Many panels of 1ms, 2ms and 5ms response time, still have a whopping 16.7ms (1/60sec) of motion blur due to the sample-and-hold effect. (see animation of sample and hold effect)

LCD response time == the time it takes for a pixel to transit from one color to the next color
sample-and-hold time == the time the pixel is continuously visible at the same value. Also called "persistence".
(today, sample-and-hold is the major cause of motion blur, as seen in the animation)

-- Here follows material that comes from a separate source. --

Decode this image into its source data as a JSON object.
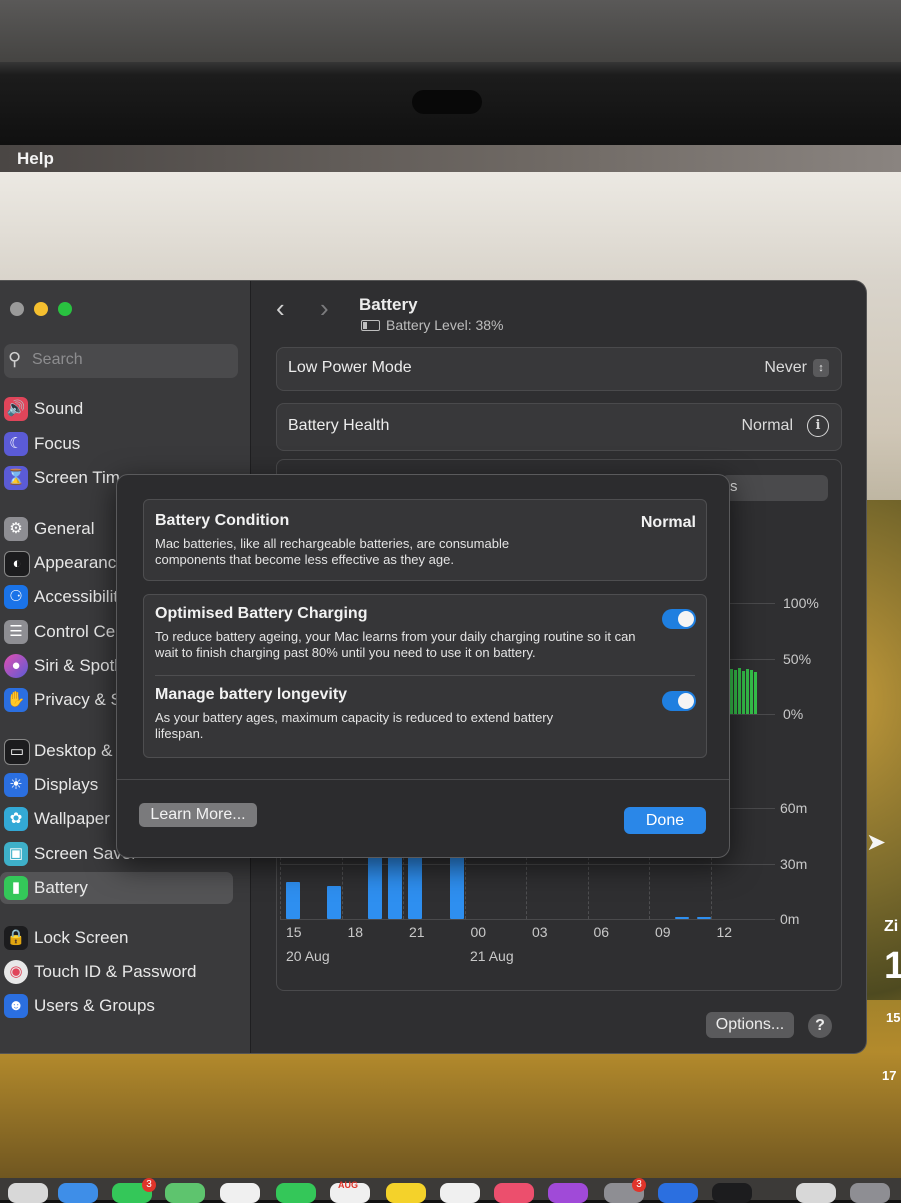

Some people are very sensitive to motion blur, so if you can max out the motion fluidity of a monitor to its maximum limits (ideal situation of synchronized framerate=Hz motion), using a strobe backlight such as LightBoost to reduce/eliminate the sample-and-hold effect -- the motion clarity differences amplify:

That said, this is quite visible if you are (A) motion-blur sensitive or get headaches from motion blur, and/or (B) You know CRT motion clarity, and want the same thing in an LCD, and/or (C) you play primarily first-person shooter games, racing simulator games, or other games that involve fast motion. You do exchange a lot of color quality for motion quality. So it is not ideal for things like programming or PhotoShop or lots of office work, unless you've hated LCD over CRT.
Edited by mdrejhon - 9/18/13 at 6:42pm
post #6 of 6
Thread Starter 
Hey I appreciate you all taking the time to post your answers. Your answers have lead me to more reading and I have a better idea of the kind of monitor I need for my needs. Also this light boost looks pretty awesome. Thanks again everyone!